Voici une expérience réalisable à la maison ou dont le récit peut égayer des discussions. Elle rappellera à certains un vieux casse-tête de baignoire qui se vide et se remplit. Le problème est simple : à quelle vitesse une baignoire se vide lorsque l’on ouvre la bonde ? Facile ! répondront les plus physiciens. Une formule de 1644 due à l’Italien Evangelista Torricelli, et démontrée par le Suisse Daniel Bernoulli en 1738, dit que la vitesse de vidange est proportionnelle à la racine carrée de la hauteur d’eau dans la baignoire.
Mais les adeptes du bain auront remarqué qu’un tourbillon se crée aussi, aux conséquences inattendues, jusqu’aux travaux d’Aurore Caquas, jeune recrue du Commissariat à l’énergie atomique et aux énergies alternatives (CEA) qui a consacré sa thèse à ce phénomène. « Ces tourbillons n’apparaissent pas que dans la baignoire. Dans les réacteurs nucléaires à sodium liquide, par exemple, ils peuvent entraîner du gaz susceptible de perturber le fonctionnement. Cette physique était mal comprise », souligne la physicienne.
Dans un article de 2023, elle a montré que plus le tourbillon est intense, plus la vidange est lente. Puis ce 4 juin, dans Physical Review Fluids, elle passe d’une baignoire à une bouteille avec ses collègues du CEA et de l’Ecole nationale supérieure de techniques avancées. C’est-à-dire qu’elle étudie un réservoir fermé. Et ça change tout. « J’ai été surprise. Je n’attendais pas quelque chose d’aussi subtil », note-t-elle. Car, chacun peut le constater, retourner une bouteille pleine pour la vider ne crée pas de tourbillon mais de grosses bulles qui font « glou-glou », engendrant un écoulement intermittent. Tourner la bouteille semble faciliter la vidange, mais pas toujours.
Un mince jet d’air cylindrique
Pour éclairer cette situation, la chercheuse a multiplié les expériences dans un réservoir transparent en Plexiglas de 39 centimètres de haut et de 29 de large, percé au fond de trous de tailles ajustables et posé sur un plateau tournant jusqu’à 10 tours par minute. Quelques gouttes de chlore dans l’eau assurent que des micro-organismes n’ajoutent pas de la viscosité à son écoulement. Une caméra filmait pour repérer l’apparition de bulles ou de tourbillons. Voici ce qu’elle a vu.
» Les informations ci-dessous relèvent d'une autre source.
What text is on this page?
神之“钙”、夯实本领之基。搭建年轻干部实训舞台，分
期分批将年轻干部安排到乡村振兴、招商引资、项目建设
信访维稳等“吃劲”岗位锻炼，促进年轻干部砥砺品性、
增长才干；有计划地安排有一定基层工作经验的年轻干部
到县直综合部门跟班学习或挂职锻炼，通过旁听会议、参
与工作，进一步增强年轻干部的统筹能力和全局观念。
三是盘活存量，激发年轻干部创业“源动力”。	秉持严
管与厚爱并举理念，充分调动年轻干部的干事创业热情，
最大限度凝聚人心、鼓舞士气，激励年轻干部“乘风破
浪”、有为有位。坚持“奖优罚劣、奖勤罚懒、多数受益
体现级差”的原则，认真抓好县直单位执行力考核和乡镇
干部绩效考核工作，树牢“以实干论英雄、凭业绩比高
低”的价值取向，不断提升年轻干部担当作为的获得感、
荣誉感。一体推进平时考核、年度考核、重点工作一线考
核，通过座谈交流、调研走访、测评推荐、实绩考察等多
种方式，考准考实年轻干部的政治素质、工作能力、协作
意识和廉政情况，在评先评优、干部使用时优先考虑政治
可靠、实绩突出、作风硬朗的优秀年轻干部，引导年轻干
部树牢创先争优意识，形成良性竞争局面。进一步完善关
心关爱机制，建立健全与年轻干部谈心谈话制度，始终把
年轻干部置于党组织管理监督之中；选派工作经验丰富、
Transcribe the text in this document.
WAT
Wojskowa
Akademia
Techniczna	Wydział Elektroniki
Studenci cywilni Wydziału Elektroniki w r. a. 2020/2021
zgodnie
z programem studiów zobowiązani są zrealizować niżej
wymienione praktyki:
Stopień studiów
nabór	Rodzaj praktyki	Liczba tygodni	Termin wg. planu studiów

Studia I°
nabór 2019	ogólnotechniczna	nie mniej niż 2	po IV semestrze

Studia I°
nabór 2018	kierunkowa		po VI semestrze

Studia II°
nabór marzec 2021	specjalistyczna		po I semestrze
Sans rotation, comme avec une bouteille, c’est le glou-glou. Des bulles se forment. Pourquoi ? Le liquide s’écoule, baissant la pression d’air dans la partie supérieure et au niveau du goulot. La pression chute, devenant plus faible que la pression atmosphérique, permettant ainsi à l’air de rentrer par le goulot. Des bulles gonflent, remontent et redonnent un peu de pression, ce qui arrête les bulles et fait couler l’eau. Etc. L’écoulement est très lent et intermittent.